(In)definiteness is one of the core linguistic categories, associated with referential properties of nominal expressions and identification of objects. As a semantic-pragmatic category related to human cognition and communication it has been claimed to be universally present in natural language (Cummins 1998; Lyons 1999, among many others). The research and analysis of (in)definiteness and reference is relevant not only for linguistics but also for philosophy, cognitive science, computational linguistics, and communication science.
The expression of (in)definiteness in natural language is traditionally linked to the presence of articles. Nonetheless, around half of world languages do not have articles but apparently can still convey the reference of a nominal expression, albeit by different means (from constituent order and information structure to interaction with other nominal and verbal grammatical categories).
Definite expressions may have different forms (personal pronouns, proper names, demonstratives, NP with a definite article, bare NPs, universally quantified expressions) as well as different flavours. Even though this topic has been extensively investigated, there is no agreement in the semantic literature as to which concepts are needed to capture the meaning of expressions that convey definiteness, both intra- and cross-linguistically.
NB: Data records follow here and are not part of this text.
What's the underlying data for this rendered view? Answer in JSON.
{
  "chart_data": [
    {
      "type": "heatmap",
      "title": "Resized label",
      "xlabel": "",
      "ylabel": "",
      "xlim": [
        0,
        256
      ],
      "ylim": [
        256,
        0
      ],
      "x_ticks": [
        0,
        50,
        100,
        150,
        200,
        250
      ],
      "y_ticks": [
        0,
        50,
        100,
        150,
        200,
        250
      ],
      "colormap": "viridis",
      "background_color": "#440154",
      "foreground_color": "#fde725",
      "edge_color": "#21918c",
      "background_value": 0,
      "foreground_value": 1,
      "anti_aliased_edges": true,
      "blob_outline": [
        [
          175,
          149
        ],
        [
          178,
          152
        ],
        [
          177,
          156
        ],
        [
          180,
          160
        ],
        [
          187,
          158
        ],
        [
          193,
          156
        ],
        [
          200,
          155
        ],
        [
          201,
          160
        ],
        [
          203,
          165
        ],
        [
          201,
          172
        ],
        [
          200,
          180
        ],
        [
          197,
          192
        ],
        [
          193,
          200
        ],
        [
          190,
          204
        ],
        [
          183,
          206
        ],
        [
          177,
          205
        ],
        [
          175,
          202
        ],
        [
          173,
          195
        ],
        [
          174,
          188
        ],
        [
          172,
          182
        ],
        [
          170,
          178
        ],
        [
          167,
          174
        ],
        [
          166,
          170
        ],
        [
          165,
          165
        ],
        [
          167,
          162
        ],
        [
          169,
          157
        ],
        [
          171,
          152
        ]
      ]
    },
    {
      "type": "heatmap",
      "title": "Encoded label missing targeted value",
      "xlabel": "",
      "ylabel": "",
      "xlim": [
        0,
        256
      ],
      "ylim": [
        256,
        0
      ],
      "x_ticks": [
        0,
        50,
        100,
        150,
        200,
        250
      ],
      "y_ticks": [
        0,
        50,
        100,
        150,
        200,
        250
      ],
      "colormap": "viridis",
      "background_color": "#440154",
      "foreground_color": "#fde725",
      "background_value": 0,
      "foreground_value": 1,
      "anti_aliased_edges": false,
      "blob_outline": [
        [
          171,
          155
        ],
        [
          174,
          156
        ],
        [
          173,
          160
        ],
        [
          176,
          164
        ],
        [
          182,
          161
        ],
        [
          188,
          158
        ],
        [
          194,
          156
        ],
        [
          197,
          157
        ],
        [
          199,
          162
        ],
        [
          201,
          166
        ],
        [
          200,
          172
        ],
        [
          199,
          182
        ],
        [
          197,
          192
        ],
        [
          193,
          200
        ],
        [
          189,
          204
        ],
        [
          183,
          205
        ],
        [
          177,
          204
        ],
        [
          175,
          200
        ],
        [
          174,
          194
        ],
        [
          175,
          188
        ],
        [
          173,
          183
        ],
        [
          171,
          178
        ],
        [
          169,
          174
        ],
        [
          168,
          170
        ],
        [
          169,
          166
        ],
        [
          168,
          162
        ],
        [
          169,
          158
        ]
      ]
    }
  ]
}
Some of the key concepts are uniqueness (Russell 1905, Strawson 1950, Chierchia 1998, among others) and familiarity (Christophersen 1939, Heim 19829, among others), identifiability (Lyons 1999), but also determinacy (Coppock & Beaver 2015), salience (von Heusinger 1997; Barlew 2014) and maximal informativeness (von Fintel et al. 2014).
Indefinites are often taken as being in the complementary distribution of definite expressions, but some studies try to develop an independent theory of indefiniteness as well (Diesing 1992, Kratzer 1998, Heim 2011, among others).
The goal of this topic seminar is to discuss semantic theories of both definiteness and indefiniteness and analyse relevant semantic and pragmatic phenomena related to them, taking into consideration typologically different languages.